Hi Ladies and Gents,

I went out hunting tonight with my husband in his stand. At about 4:45pm 3 deer walk into shooting range. One was a button buck and the other 2 where does. The large doe was about 20 yards away and turned broad side. I pulled back and put my sights on the larger of the 2. I waited until she took a step forward and opened up a clean shot to the vitals. I hit her dead on. My husband said it was a text book shot. We looked for 4 hours and still couldn't find her. We had a good blood trail.We trailed her for a long ways into this really thick tall stuff. It was very hard to find the blood trail in that tall stuff with it being dark We decided to start at dawn where we left off. I will let you all know what happens tomorrow.


Please say a pray for me and the doe that we find her!!!


QueenSalmon


----------



## michiduck (Dec 15, 2000)

QS,
Sounds like you made a good shot...

Best Of Luck in finding your trophy!!!

We all expect to see pictures tomorrow


----------



## QueenSalmon (Feb 23, 2001)

Hi everyone,

We found her. I posted the story on whiitetail deer hunting. Check it out if you want to. I will try to put a pic on here of her.

QueeSalmon


----------



## JAM (Mar 30, 2000)

I finally got a deer with my longbow. I'm so excited! I shot him last Sunday evening at about 5:20 pm out of a tree stand behind my house. I have a 3D deer target set up so I can practice shooting even when I'm hunting - it also doubles as a decoy. In the afternoon, I put antlers on it and then rattled and grunted from my stand. I was only there about an hour when I heard a deer coming in behind me. To my surprise, it was an 8 pt. buck! He stopped behind some brush and gave me time to get my bow into position. He walked out in front of me at about 10 yds. to check out his "rival". I saw the arrow hit him, and he took off running with it sticking through him. I waited about a half hour before climbing down from my stand. I went back to my house to get Skid (my husband), and we started to track. It turned out to be too dark, so had to wait until Monday morning to find him. He was 75 yds. from where I shot him, in the thickest brush on our land. 

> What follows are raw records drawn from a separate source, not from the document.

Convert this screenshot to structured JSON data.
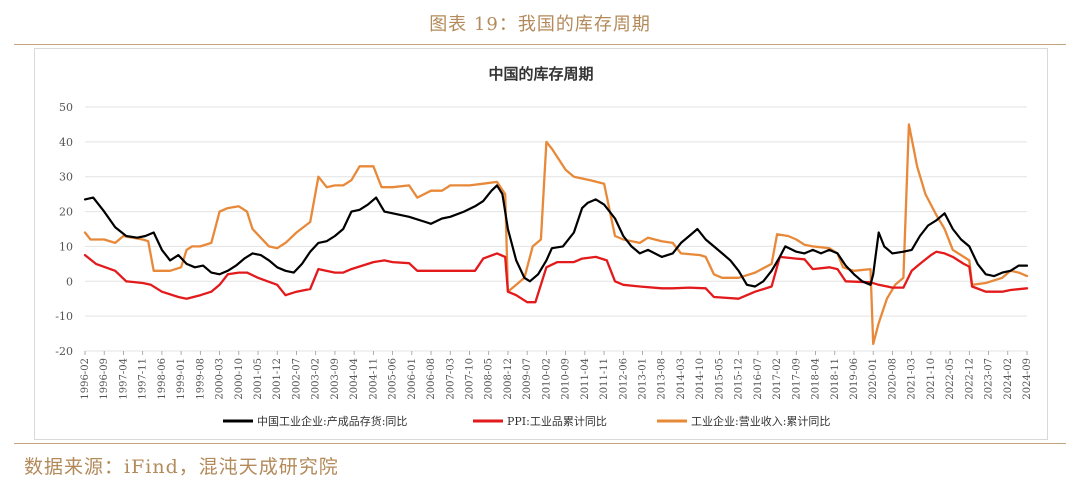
{
  "figure": {
    "title": "图表 19：我国的库存周期",
    "source": "数据来源：iFind，混沌天成研究院"
  },
  "colors": {
    "inventory": "#000000",
    "ppi": "#e31a1c",
    "revenue": "#e8893a",
    "accent": "#b38a5a"
  },
  "chart_data": {
    "type": "line",
    "title": "中国的库存周期",
    "ylim": [
      -20,
      50
    ],
    "yticks": [
      -20,
      -10,
      0,
      10,
      20,
      30,
      40,
      50
    ],
    "x_ticks": [
      "1996-02",
      "1996-09",
      "1997-04",
      "1997-11",
      "1998-06",
      "1999-01",
      "1999-08",
      "2000-03",
      "2000-10",
      "2001-05",
      "2001-12",
      "2002-07",
      "2003-02",
      "2003-09",
      "2004-04",
      "2004-11",
      "2005-06",
      "2006-01",
      "2006-08",
      "2007-03",
      "2007-10",
      "2008-05",
      "2008-12",
      "2009-07",
      "2010-02",
      "2010-09",
      "2011-04",
      "2011-11",
      "2012-06",
      "2013-01",
      "2013-08",
      "2014-03",
      "2014-10",
      "2015-05",
      "2015-12",
      "2016-07",
      "2017-02",
      "2017-09",
      "2018-04",
      "2018-11",
      "2019-06",
      "2020-01",
      "2020-08",
      "2021-03",
      "2021-10",
      "2022-05",
      "2022-12",
      "2023-07",
      "2024-02",
      "2024-09"
    ],
    "x_range": [
      "1996-02",
      "2024-09"
    ],
    "grid": true,
    "legend": "bottom",
    "series": [
      {
        "name": "中国工业企业:产成品存货:同比",
        "key": "inventory",
        "points": [
          [
            "1996-02",
            23.5
          ],
          [
            "1996-05",
            24
          ],
          [
            "1996-09",
            20
          ],
          [
            "1997-01",
            15.5
          ],
          [
            "1997-05",
            13
          ],
          [
            "1997-09",
            12.5
          ],
          [
            "1997-12",
            13
          ],
          [
            "1998-03",
            14
          ],
          [
            "1998-06",
            9
          ],
          [
            "1998-09",
            6
          ],
          [
            "1998-12",
            7.5
          ],
          [
            "1999-03",
            5
          ],
          [
            "1999-06",
            4
          ],
          [
            "1999-09",
            4.5
          ],
          [
            "1999-12",
            2.5
          ],
          [
            "2000-03",
            2
          ],
          [
            "2000-06",
            3
          ],
          [
            "2000-09",
            4.5
          ],
          [
            "2000-12",
            6.5
          ],
          [
            "2001-03",
            8
          ],
          [
            "2001-06",
            7.5
          ],
          [
            "2001-09",
            6
          ],
          [
            "2001-12",
            4
          ],
          [
            "2002-03",
            3
          ],
          [
            "2002-06",
            2.5
          ],
          [
            "2002-09",
            5
          ],
          [
            "2002-12",
            8.5
          ],
          [
            "2003-03",
            11
          ],
          [
            "2003-06",
            11.5
          ],
          [
            "2003-09",
            13
          ],
          [
            "2003-12",
            15
          ],
          [
            "2004-03",
            20
          ],
          [
            "2004-06",
            20.5
          ],
          [
            "2004-09",
            22
          ],
          [
            "2004-12",
            24
          ],
          [
            "2005-03",
            20
          ],
          [
            "2005-06",
            19.5
          ],
          [
            "2005-12",
            18.5
          ],
          [
            "2006-06",
            17
          ],
          [
            "2006-08",
            16.5
          ],
          [
            "2006-12",
            18
          ],
          [
            "2007-03",
            18.5
          ],
          [
            "2007-08",
            20
          ],
          [
            "2007-12",
            21.5
          ],
          [
            "2008-03",
            23
          ],
          [
            "2008-06",
            26
          ],
          [
            "2008-08",
            27.5
          ],
          [
            "2008-10",
            25
          ],
          [
            "2008-12",
            15
          ],
          [
            "2009-03",
            6
          ],
          [
            "2009-06",
            1
          ],
          [
            "2009-08",
            0
          ],
          [
            "2009-11",
            2
          ],
          [
            "2010-02",
            6
          ],
          [
            "2010-04",
            9.5
          ],
          [
            "2010-08",
            10
          ],
          [
            "2010-12",
            14
          ],
          [
            "2011-03",
            21
          ],
          [
            "2011-05",
            22.5
          ],
          [
            "2011-08",
            23.5
          ],
          [
            "2011-11",
            22
          ],
          [
            "2012-03",
            18
          ],
          [
            "2012-06",
            13
          ],
          [
            "2012-09",
            10
          ],
          [
            "2012-12",
            8
          ],
          [
            "2013-03",
            9
          ],
          [
            "2013-08",
            7
          ],
          [
            "2013-12",
            8
          ],
          [
            "2014-03",
            11
          ],
          [
            "2014-06",
            13
          ],
          [
            "2014-09",
            15
          ],
          [
            "2014-12",
            12
          ],
          [
            "2015-03",
            10
          ],
          [
            "2015-06",
            8
          ],
          [
            "2015-09",
            6
          ],
          [
            "2015-12",
            3
          ],
          [
            "2016-03",
            -1
          ],
          [
            "2016-06",
            -1.5
          ],
          [
            "2016-09",
            0
          ],
          [
            "2016-12",
            3
          ],
          [
            "2017-03",
            7
          ],
          [
            "2017-05",
            10
          ],
          [
            "2017-09",
            8.5
          ],
          [
            "2017-12",
            8
          ],
          [
            "2018-03",
            9
          ],
          [
            "2018-06",
            8
          ],
          [
            "2018-09",
            9
          ],
          [
            "2018-12",
            8
          ],
          [
            "2019-03",
            4.5
          ],
          [
            "2019-06",
            2
          ],
          [
            "2019-09",
            0
          ],
          [
            "2019-12",
            -1
          ],
          [
            "2020-01",
            2
          ],
          [
            "2020-03",
            14
          ],
          [
            "2020-05",
            10
          ],
          [
            "2020-08",
            8
          ],
          [
            "2020-12",
            8.5
          ],
          [
            "2021-03",
            9
          ],
          [
            "2021-06",
            13
          ],
          [
            "2021-09",
            16
          ],
          [
            "2021-12",
            17.5
          ],
          [
            "2022-03",
            19.5
          ],
          [
            "2022-06",
            15
          ],
          [
            "2022-09",
            12
          ],
          [
            "2022-12",
            10
          ],
          [
            "2023-03",
            5
          ],
          [
            "2023-06",
            2
          ],
          [
            "2023-09",
            1.5
          ],
          [
            "2023-12",
            2.5
          ],
          [
            "2024-03",
            3
          ],
          [
            "2024-06",
            4.5
          ],
          [
            "2024-09",
            4.5
          ]
        ]
      },
      {
        "name": "PPI:工业品累计同比",
        "key": "ppi",
        "points": [
          [
            "1996-02",
            7.5
          ],
          [
            "1996-06",
            5
          ],
          [
            "1997-01",
            3
          ],
          [
            "1997-05",
            0
          ],
          [
            "1997-11",
            -0.5
          ],
          [
            "1998-02",
            -1
          ],
          [
            "1998-06",
            -3
          ],
          [
            "1998-12",
            -4.5
          ],
          [
            "1999-03",
            -5
          ],
          [
            "1999-08",
            -4
          ],
          [
            "1999-12",
            -3
          ],
          [
            "2000-03",
            -1
          ],
          [
            "2000-06",
            2
          ],
          [
            "2000-10",
            2.5
          ],
          [
            "2001-01",
            2.5
          ],
          [
            "2001-05",
            1
          ],
          [
            "2001-12",
            -1
          ],
          [
            "2002-03",
            -4
          ],
          [
            "2002-07",
            -3
          ],
          [
            "2002-12",
            -2.2
          ],
          [
            "2003-03",
            3.5
          ],
          [
            "2003-09",
            2.5
          ],
          [
            "2003-12",
            2.5
          ],
          [
            "2004-03",
            3.5
          ],
          [
            "2004-11",
            5.5
          ],
          [
            "2005-03",
            6
          ],
          [
            "2005-06",
            5.5
          ],
          [
            "2005-12",
            5.2
          ],
          [
            "2006-03",
            3
          ],
          [
            "2006-08",
            3
          ],
          [
            "2006-12",
            3
          ],
          [
            "2007-03",
            3
          ],
          [
            "2007-12",
            3
          ],
          [
            "2008-03",
            6.5
          ],
          [
            "2008-08",
            8
          ],
          [
            "2008-11",
            7
          ],
          [
            "2008-12",
            -3
          ],
          [
            "2009-03",
            -4
          ],
          [
            "2009-07",
            -6
          ],
          [
            "2009-10",
            -6
          ],
          [
            "2010-02",
            4
          ],
          [
            "2010-06",
            5.5
          ],
          [
            "2010-12",
            5.5
          ],
          [
            "2011-03",
            6.5
          ],
          [
            "2011-08",
            7
          ],
          [
            "2011-12",
            6
          ],
          [
            "2012-03",
            0
          ],
          [
            "2012-06",
            -1
          ],
          [
            "2012-12",
            -1.5
          ],
          [
            "2013-08",
            -2
          ],
          [
            "2013-12",
            -2
          ],
          [
            "2014-06",
            -1.8
          ],
          [
            "2014-12",
            -2
          ],
          [
            "2015-03",
            -4.5
          ],
          [
            "2015-12",
            -5
          ],
          [
            "2016-06",
            -3
          ],
          [
            "2016-12",
            -1.5
          ],
          [
            "2017-03",
            7
          ],
          [
            "2017-09",
            6.5
          ],
          [
            "2017-12",
            6.3
          ],
          [
            "2018-03",
            3.5
          ],
          [
            "2018-09",
            4
          ],
          [
            "2018-12",
            3.5
          ],
          [
            "2019-03",
            0
          ],
          [
            "2019-12",
            -0.3
          ],
          [
            "2020-03",
            -1
          ],
          [
            "2020-08",
            -1.8
          ],
          [
            "2020-12",
            -1.8
          ],
          [
            "2021-03",
            3
          ],
          [
            "2021-06",
            5
          ],
          [
            "2021-10",
            7.5
          ],
          [
            "2021-12",
            8.5
          ],
          [
            "2022-03",
            8
          ],
          [
            "2022-06",
            7
          ],
          [
            "2022-10",
            5
          ],
          [
            "2022-12",
            4.2
          ],
          [
            "2023-01",
            -1.5
          ],
          [
            "2023-06",
            -3
          ],
          [
            "2023-12",
            -3
          ],
          [
            "2024-03",
            -2.5
          ],
          [
            "2024-09",
            -2
          ]
        ]
      },
      {
        "name": "工业企业:营业收入:累计同比",
        "key": "revenue",
        "points": [
          [
            "1996-02",
            14
          ],
          [
            "1996-04",
            12
          ],
          [
            "1996-09",
            12
          ],
          [
            "1997-01",
            11
          ],
          [
            "1997-04",
            13
          ],
          [
            "1997-11",
            12
          ],
          [
            "1998-01",
            11.5
          ],
          [
            "1998-03",
            3
          ],
          [
            "1998-09",
            3
          ],
          [
            "1999-01",
            4
          ],
          [
            "1999-03",
            9
          ],
          [
            "1999-05",
            10
          ],
          [
            "1999-08",
            10
          ],
          [
            "1999-12",
            11
          ],
          [
            "2000-03",
            20
          ],
          [
            "2000-06",
            21
          ],
          [
            "2000-10",
            21.5
          ],
          [
            "2001-01",
            20
          ],
          [
            "2001-03",
            15
          ],
          [
            "2001-09",
            10
          ],
          [
            "2001-12",
            9.5
          ],
          [
            "2002-03",
            11
          ],
          [
            "2002-07",
            14
          ],
          [
            "2002-12",
            17
          ],
          [
            "2003-03",
            30
          ],
          [
            "2003-06",
            27
          ],
          [
            "2003-09",
            27.5
          ],
          [
            "2003-12",
            27.5
          ],
          [
            "2004-03",
            29
          ],
          [
            "2004-06",
            33
          ],
          [
            "2004-11",
            33
          ],
          [
            "2005-02",
            27
          ],
          [
            "2005-06",
            27
          ],
          [
            "2005-12",
            27.5
          ],
          [
            "2006-03",
            24
          ],
          [
            "2006-08",
            26
          ],
          [
            "2006-12",
            26
          ],
          [
            "2007-03",
            27.5
          ],
          [
            "2007-10",
            27.5
          ],
          [
            "2008-03",
            28
          ],
          [
            "2008-08",
            28.5
          ],
          [
            "2008-11",
            25
          ],
          [
            "2008-12",
            -3
          ],
          [
            "2009-03",
            -1
          ],
          [
            "2009-06",
            1
          ],
          [
            "2009-09",
            10
          ],
          [
            "2009-12",
            12
          ],
          [
            "2010-02",
            40
          ],
          [
            "2010-04",
            38
          ],
          [
            "2010-09",
            32
          ],
          [
            "2010-12",
            30
          ],
          [
            "2011-06",
            29
          ],
          [
            "2011-11",
            28
          ],
          [
            "2012-03",
            13
          ],
          [
            "2012-06",
            12
          ],
          [
            "2012-12",
            11
          ],
          [
            "2013-03",
            12.5
          ],
          [
            "2013-08",
            11.5
          ],
          [
            "2013-12",
            11
          ],
          [
            "2014-03",
            8
          ],
          [
            "2014-10",
            7.5
          ],
          [
            "2014-12",
            7
          ],
          [
            "2015-03",
            2
          ],
          [
            "2015-06",
            1
          ],
          [
            "2015-12",
            1
          ],
          [
            "2016-06",
            2.5
          ],
          [
            "2016-12",
            5
          ],
          [
            "2017-02",
            13.5
          ],
          [
            "2017-06",
            13
          ],
          [
            "2017-09",
            12
          ],
          [
            "2017-12",
            10.5
          ],
          [
            "2018-03",
            10
          ],
          [
            "2018-09",
            9.5
          ],
          [
            "2018-12",
            8
          ],
          [
            "2019-02",
            4
          ],
          [
            "2019-06",
            3
          ],
          [
            "2019-12",
            3.5
          ],
          [
            "2020-01",
            -18
          ],
          [
            "2020-03",
            -12
          ],
          [
            "2020-06",
            -5
          ],
          [
            "2020-09",
            -1
          ],
          [
            "2020-12",
            1
          ],
          [
            "2021-02",
            45
          ],
          [
            "2021-05",
            33
          ],
          [
            "2021-08",
            25
          ],
          [
            "2021-12",
            19
          ],
          [
            "2022-03",
            15
          ],
          [
            "2022-06",
            9
          ],
          [
            "2022-12",
            6
          ],
          [
            "2023-01",
            -1
          ],
          [
            "2023-06",
            -0.5
          ],
          [
            "2023-12",
            1
          ],
          [
            "2024-03",
            3
          ],
          [
            "2024-06",
            2.5
          ],
          [
            "2024-09",
            1.5
          ]
        ]
      }
    ]
  }
}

I posted a picture of the buck and me on the buck pole. It's titled "Longbow Buck"

Jill


----------



## Liv4Huntin' (May 24, 2000)

QueenSalmon and JAM:

WAY TO GO !!! Congratulations to both of you!! Great stories, great days afield, and great outcomes! 

Glad your persistance paid off in delicious rewards. Thanks for sharing your stories with us. 

~ m ~


----------



## born2hunt65 (Jan 22, 2000)

Congrads to both of you.


----------